Anything/everything available is on the horizon. This thread is all unrealistically presuming that the country will magically turn itself around and not continue to collapse. In reality, if you have the funds, you will be able to buy/trade whatever you want to as long as it can be had.
Actually, this thread brings up another question I've had for quite some time: Where are all the Tokarev SVT-40s? Didn't the Russians produce something like 6 million of them? They evidently kept and even refurbished most of their Mosin-Nagants, so it's reasonable to assume they kept the SVTs also.
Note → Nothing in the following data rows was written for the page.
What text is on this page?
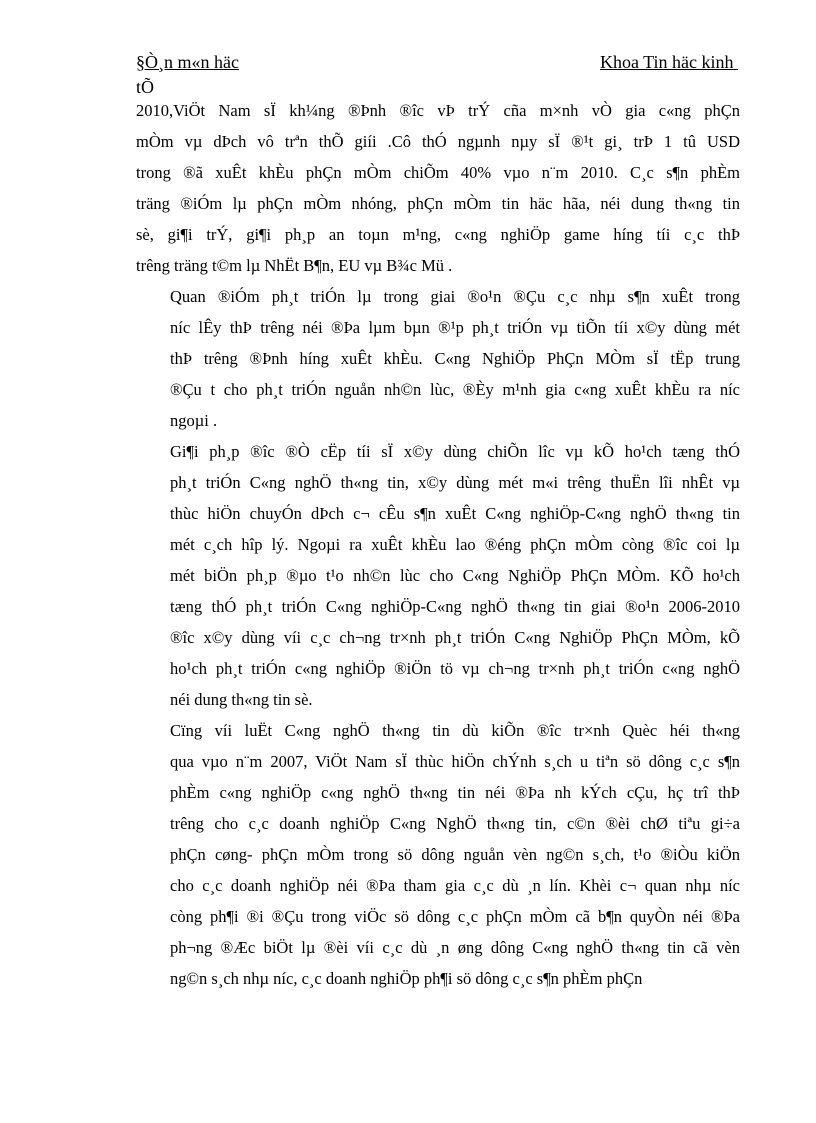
§Ò¸n m«n häc	Khoa Tin häc kinh
tÕ

2010,ViÖt Nam sÏ kh¼ng ®Þnh ®îc vÞ trÝ cña m×nh vÒ gia c«ng phÇn
mÒm vµ dÞch vô trªn thÕ giíi .Cô thÓ ngµnh nµy sÏ ®¹t gi¸ trÞ 1 tû USD
trong ®ã xuÊt khÈu phÇn mÒm chiÕm 40% vµo n¨m 2010. C¸c s¶n phÈm
träng ®iÓm lµ phÇn mÒm nhóng, phÇn mÒm tin häc hãa, néi dung th«ng tin
sè, gi¶i trÝ, gi¶i ph¸p an toµn m¹ng, c«ng nghiÖp game híng tíi c¸c thÞ
trêng träng t©m lµ NhËt B¶n, EU vµ B¾c Mü .

Quan ®iÓm ph¸t triÓn lµ trong giai ®o¹n ®Çu c¸c nhµ s¶n xuÊt trong
níc lÊy thÞ trêng néi ®Þa lµm bµn ®¹p ph¸t triÓn vµ tiÕn tíi x©y dùng mét
thÞ trêng ®Þnh híng xuÊt khÈu. C«ng NghiÖp PhÇn MÒm sÏ tËp trung
®Çu t cho ph¸t triÓn nguån nh©n lùc, ®Èy m¹nh gia c«ng xuÊt khÈu ra níc
ngoµi .

Gi¶i ph¸p ®îc ®Ò cËp tíi sÏ x©y dùng chiÕn lîc vµ kÕ ho¹ch tæng thÓ
ph¸t triÓn C«ng nghÖ th«ng tin, x©y dùng mét m«i trêng thuËn lîi nhÊt vµ
thùc hiÖn chuyÓn dÞch c¬ cÊu s¶n xuÊt C«ng nghiÖp-C«ng nghÖ th«ng tin
mét c¸ch hîp lý. Ngoµi ra xuÊt khÈu lao ®éng phÇn mÒm còng ®îc coi lµ
mét biÖn ph¸p ®µo t¹o nh©n lùc cho C«ng NghiÖp PhÇn MÒm. KÕ ho¹ch
tæng thÓ ph¸t triÓn C«ng nghiÖp-C«ng nghÖ th«ng tin giai ®o¹n 2006-2010
®îc x©y dùng víi c¸c ch¬ng tr×nh ph¸t triÓn C«ng NghiÖp PhÇn MÒm, kÕ
ho¹ch ph¸t triÓn c«ng nghiÖp ®iÖn tö vµ ch¬ng tr×nh ph¸t triÓn c«ng nghÖ
néi dung th«ng tin sè.

Cïng víi luËt C«ng nghÖ th«ng tin dù kiÕn ®îc tr×nh Quèc héi th«ng
qua vµo n¨m 2007, ViÖt Nam sÏ thùc hiÖn chÝnh s¸ch u tiªn sö dông c¸c s¶n
phÈm c«ng nghiÖp c«ng nghÖ th«ng tin néi ®Þa nh kÝch cÇu, hç trî thÞ
trêng cho c¸c doanh nghiÖp C«ng NghÖ th«ng tin, c©n ®èi chØ tiªu gi÷a
phÇn cøng- phÇn mÒm trong sö dông nguån vèn ng©n s¸ch, t¹o ®iÒu kiÖn
cho c¸c doanh nghiÖp néi ®Þa tham gia c¸c dù ¸n lín. Khèi c¬ quan nhµ níc
còng ph¶i ®i ®Çu trong viÖc sö dông c¸c phÇn mÒm cã b¶n quyÒn néi ®Þa
ph¬ng ®Æc biÖt lµ ®èi víi c¸c dù ¸n øng dông C«ng nghÖ th«ng tin cã vèn
ng©n s¸ch nhµ níc, c¸c doanh nghiÖp ph¶i sö dông c¸c s¶n phÈm phÇn
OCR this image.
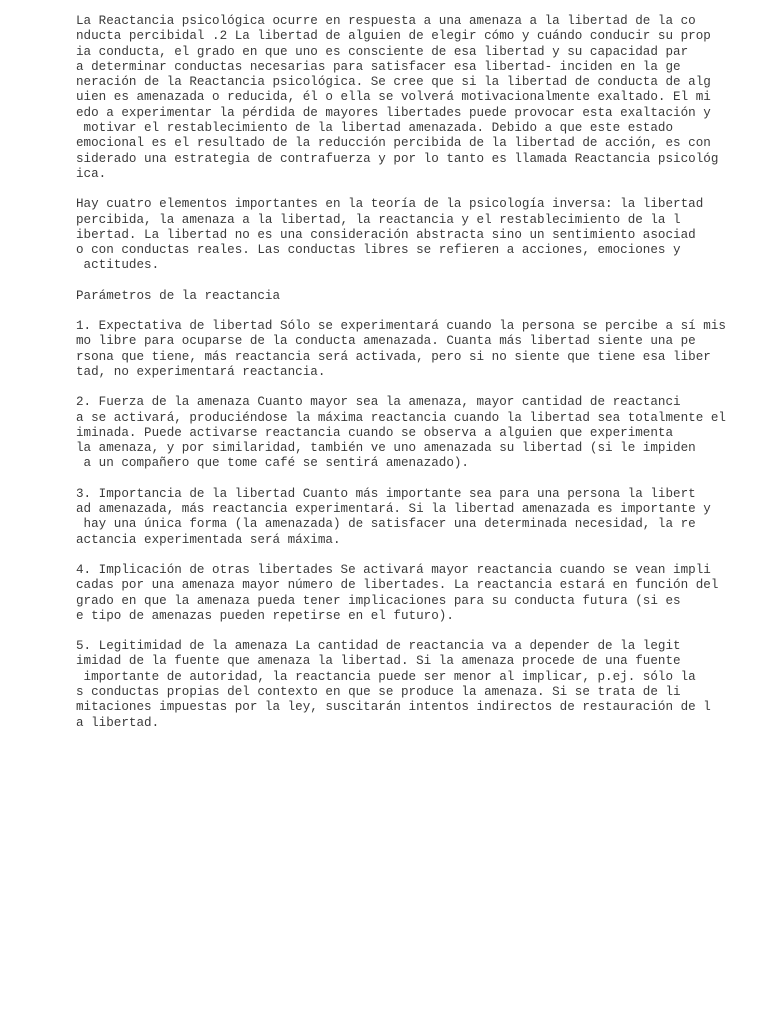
La Reactancia psicológica ocurre en respuesta a una amenaza a la libertad de la co
nducta percibidal .2 La libertad de alguien de elegir cómo y cuándo conducir su prop
ia conducta, el grado en que uno es consciente de esa libertad y su capacidad par
a determinar conductas necesarias para satisfacer esa libertad- inciden en la ge
neración de la Reactancia psicológica. Se cree que si la libertad de conducta de alg
uien es amenazada o reducida, él o ella se volverá motivacionalmente exaltado. El mi
edo a experimentar la pérdida de mayores libertades puede provocar esta exaltación y
motivar el restablecimiento de la libertad amenazada. Debido a que este estado
emocional es el resultado de la reducción percibida de la libertad de acción, es con
siderado una estrategia de contrafuerza y por lo tanto es llamada Reactancia psicológ
ica.
Hay cuatro elementos importantes en la teoría de la psicología inversa: la libertad
percibida, la amenaza a la libertad, la reactancia y el restablecimiento de la l
ibertad. La libertad no es una consideración abstracta sino un sentimiento asociad
o con conductas reales. Las conductas libres se refieren a acciones, emociones y
actitudes.
Parámetros de la reactancia
1. Expectativa de libertad Sólo se experimentará cuando la persona se percibe a sí mis
mo libre para ocuparse de la conducta amenazada. Cuanta más libertad siente una pe
rsona que tiene, más reactancia será activada, pero si no siente que tiene esa liber
tad, no experimentará reactancia.
2. Fuerza de la amenaza Cuanto mayor sea la amenaza, mayor cantidad de reactanci
a se activará, produciéndose la máxima reactancia cuando la libertad sea totalmente el
iminada. Puede activarse reactancia cuando se observa a alguien que experimenta
la amenaza, y por similaridad, también ve uno amenazada su libertad (si le impiden
a un compañero que tome café se sentirá amenazado).
3. Importancia de la libertad Cuanto más importante sea para una persona la libert
ad amenazada, más reactancia experimentará. Si la libertad amenazada es importante y
hay una única forma (la amenazada) de satisfacer una determinada necesidad, la re
actancia experimentada será máxima.
4. Implicación de otras libertades Se activará mayor reactancia cuando se vean impli
cadas por una amenaza mayor número de libertades. La reactancia estará en función del
grado en que la amenaza pueda tener implicaciones para su conducta futura (si es
e tipo de amenazas pueden repetirse en el futuro).
5. Legitimidad de la amenaza La cantidad de reactancia va a depender de la legit
imidad de la fuente que amenaza la libertad. Si la amenaza procede de una fuente
importante de autoridad, la reactancia puede ser menor al implicar, p.ej. sólo la
s conductas propias del contexto en que se produce la amenaza. Si se trata de li
mitaciones impuestas por la ley, suscitarán intentos indirectos de restauración de l
a libertad.
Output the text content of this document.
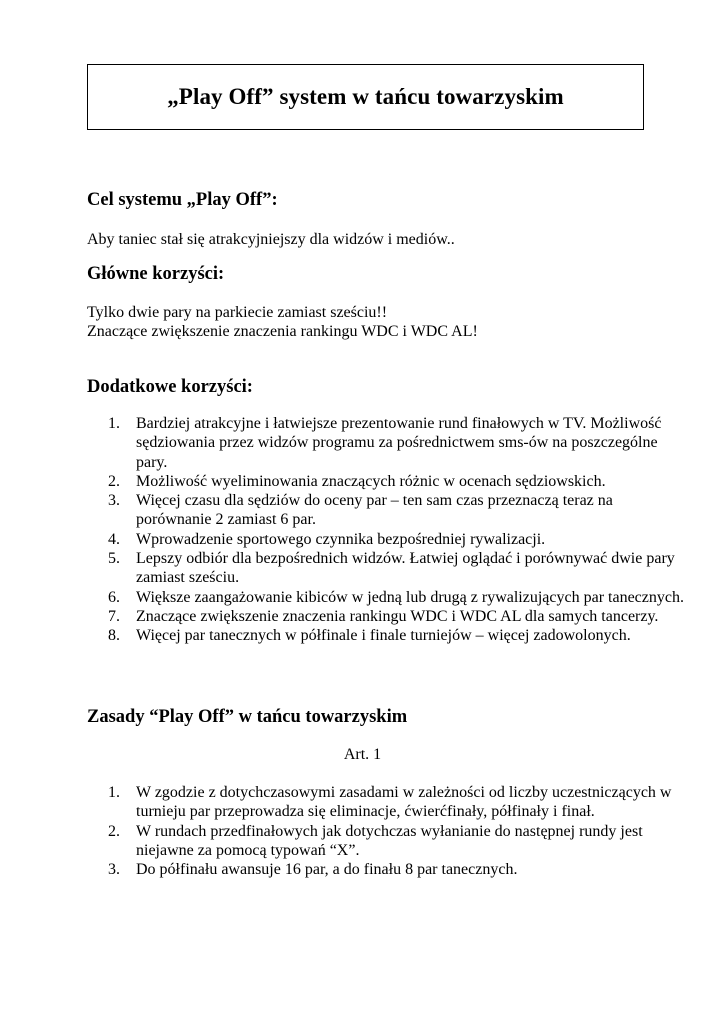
„Play Off” system w tańcu towarzyskim
Cel systemu „Play Off”:

Aby taniec stał się atrakcyjniejszy dla widzów i mediów..

Główne korzyści:

Tylko dwie pary na parkiecie zamiast sześciu!!

Znaczące zwiększenie znaczenia rankingu WDC i WDC AL!

Dodatkowe korzyści:
1. Bardziej atrakcyjne i łatwiejsze prezentowanie rund finałowych w TV. Możliwość sędziowania przez widzów programu za pośrednictwem sms-ów na poszczególne pary.
2. Możliwość wyeliminowania znaczących różnic w ocenach sędziowskich.
3. Więcej czasu dla sędziów do oceny par – ten sam czas przeznaczą teraz na porównanie 2 zamiast 6 par.
4. Wprowadzenie sportowego czynnika bezpośredniej rywalizacji.
5. Lepszy odbiór dla bezpośrednich widzów. Łatwiej oglądać i porównywać dwie pary zamiast sześciu.
6. Większe zaangażowanie kibiców w jedną lub drugą z rywalizujących par tanecznych.
7. Znaczące zwiększenie znaczenia rankingu WDC i WDC AL dla samych tancerzy.
8. Więcej par tanecznych w półfinale i finale turniejów – więcej zadowolonych.
Zasady “Play Off” w tańcu towarzyskim

Art. 1

1. W zgodzie z dotychczasowymi zasadami w zależności od liczby uczestniczących w turnieju par przeprowadza się eliminacje, ćwierćfinały, półfinały i finał.
2. W rundach przedfinałowych jak dotychczas wyłanianie do następnej rundy jest niejawne za pomocą typowań “X”.
3. Do półfinału awansuje 16 par, a do finału 8 par tanecznych.
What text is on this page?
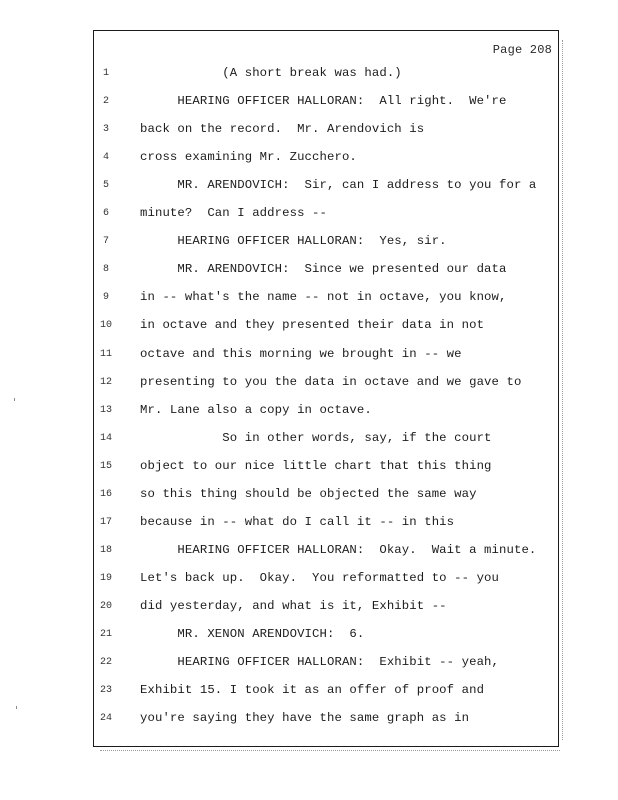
Page 208
1	(A short break was had.)
2	HEARING OFFICER HALLORAN:  All right.  We're
3	back on the record.  Mr. Arendovich is
4	cross examining Mr. Zucchero.
5	MR. ARENDOVICH:  Sir, can I address to you for a
6	minute?  Can I address --
7	HEARING OFFICER HALLORAN:  Yes, sir.
8	MR. ARENDOVICH:  Since we presented our data
9	in -- what's the name -- not in octave, you know,
10	in octave and they presented their data in not
11	octave and this morning we brought in -- we
12	presenting to you the data in octave and we gave to
13	Mr. Lane also a copy in octave.
14	So in other words, say, if the court
15	object to our nice little chart that this thing
16	so this thing should be objected the same way
17	because in -- what do I call it -- in this
18	HEARING OFFICER HALLORAN:  Okay.  Wait a minute.
19	Let's back up.  Okay.  You reformatted to -- you
20	did yesterday, and what is it, Exhibit --
21	MR. XENON ARENDOVICH:  6.
22	HEARING OFFICER HALLORAN:  Exhibit -- yeah,
23	Exhibit 15. I took it as an offer of proof and
24	you're saying they have the same graph as in
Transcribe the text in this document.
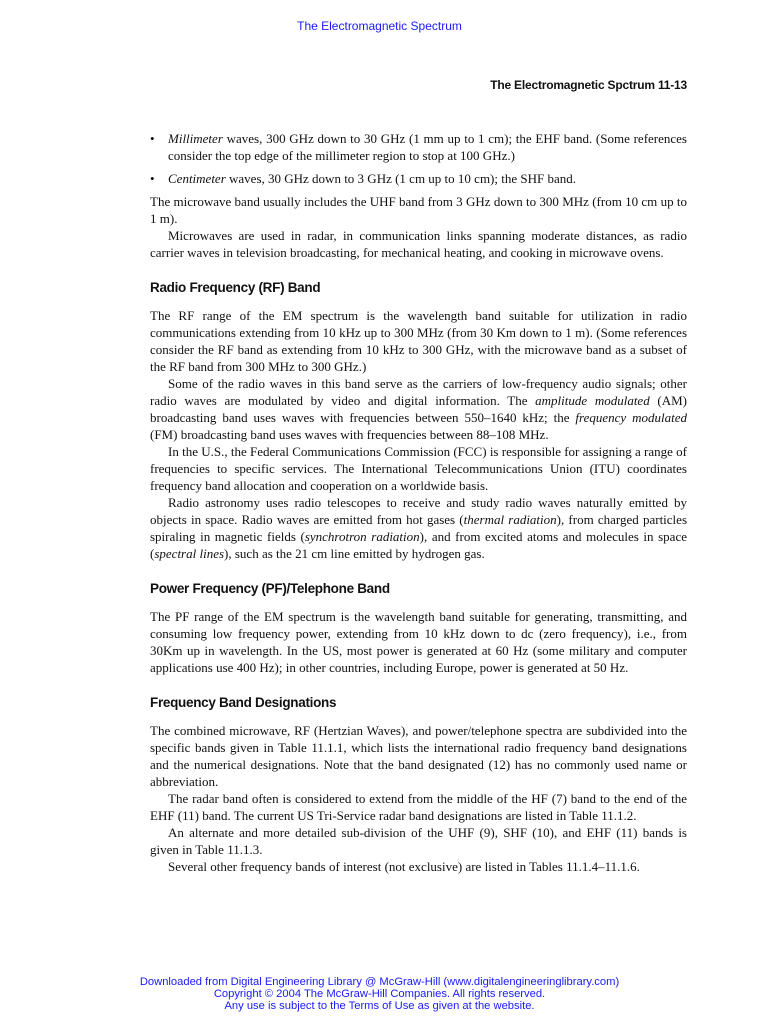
The Electromagnetic Spectrum
The Electromagnetic Spctrum 11-13
• Millimeter waves, 300 GHz down to 30 GHz (1 mm up to 1 cm); the EHF band. (Some references consider the top edge of the millimeter region to stop at 100 GHz.)
• Centimeter waves, 30 GHz down to 3 GHz (1 cm up to 10 cm); the SHF band.

The microwave band usually includes the UHF band from 3 GHz down to 300 MHz (from 10 cm up to 1 m).

Microwaves are used in radar, in communication links spanning moderate distances, as radio carrier waves in television broadcasting, for mechanical heating, and cooking in microwave ovens.

Radio Frequency (RF) Band

The RF range of the EM spectrum is the wavelength band suitable for utilization in radio communications extending from 10 kHz up to 300 MHz (from 30 Km down to 1 m). (Some references consider the RF band as extending from 10 kHz to 300 GHz, with the microwave band as a subset of the RF band from 300 MHz to 300 GHz.)

Some of the radio waves in this band serve as the carriers of low-frequency audio signals; other radio waves are modulated by video and digital information. The amplitude modulated (AM) broadcasting band uses waves with frequencies between 550–1640 kHz; the frequency modulated (FM) broadcasting band uses waves with frequencies between 88–108 MHz.

In the U.S., the Federal Communications Commission (FCC) is responsible for assigning a range of frequencies to specific services. The International Telecommunications Union (ITU) coordinates frequency band allocation and cooperation on a worldwide basis.

Radio astronomy uses radio telescopes to receive and study radio waves naturally emitted by objects in space. Radio waves are emitted from hot gases (thermal radiation), from charged particles spiraling in magnetic fields (synchrotron radiation), and from excited atoms and molecules in space (spectral lines), such as the 21 cm line emitted by hydrogen gas.

Power Frequency (PF)/Telephone Band

The PF range of the EM spectrum is the wavelength band suitable for generating, transmitting, and consuming low frequency power, extending from 10 kHz down to dc (zero frequency), i.e., from 30Km up in wavelength. In the US, most power is generated at 60 Hz (some military and computer applications use 400 Hz); in other countries, including Europe, power is generated at 50 Hz.

Frequency Band Designations

The combined microwave, RF (Hertzian Waves), and power/telephone spectra are subdivided into the specific bands given in Table 11.1.1, which lists the international radio frequency band designations and the numerical designations. Note that the band designated (12) has no commonly used name or abbreviation.

The radar band often is considered to extend from the middle of the HF (7) band to the end of the EHF (11) band. The current US Tri-Service radar band designations are listed in Table 11.1.2.

An alternate and more detailed sub-division of the UHF (9), SHF (10), and EHF (11) bands is given in Table 11.1.3.

Several other frequency bands of interest (not exclusive) are listed in Tables 11.1.4–11.1.6.

Downloaded from Digital Engineering Library @ McGraw-Hill (www.digitalengineeringlibrary.com)
Copyright © 2004 The McGraw-Hill Companies. All rights reserved.
Any use is subject to the Terms of Use as given at the website.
Why hasn't some Western importer found out where they are?
I was under the impression that the agreement only covered newly manufactured "sporting" arms, not C&Rs.The big problem is that during the Clinton administration, a "Voluntary Restraint Agreement" was created. If a firearm isn't on the "ok" list, Russia can't export it here. SVT-40's didn't make the list.
But to return to reality: what precisely and legally is a C&R weapon? I assume one made before a certain year that I don't know.
27 C.F.R. § 478.11 said:Curios or relics. Firearms which are of special interest to collectors by reason of some quality other than is associated with firearms intended for sporting use or as offensive or defensive weapons. To be recognized as curios or relics, firearms must fall within one of the following categories:
(a) Firearms which were manufactured at least 50 years prior to the current date, but not including replicas thereof;
(b) Firearms which are certified by the curator of a municipal, State, or Federal museum which exhibits firearms to be curios or relics of museum interest; and
(c) Any other firearms which derive a substantial part of their monetary value from the fact that they are novel, rare, bizarre, or because of their association with some historical figure, period, or event. Proof of qualification of a particular firearm under this category may be established by evidence of present value and evidence that like firearms are not available except as collector's items, or that the value of like firearms available in ordinary commercial channels is substantially less.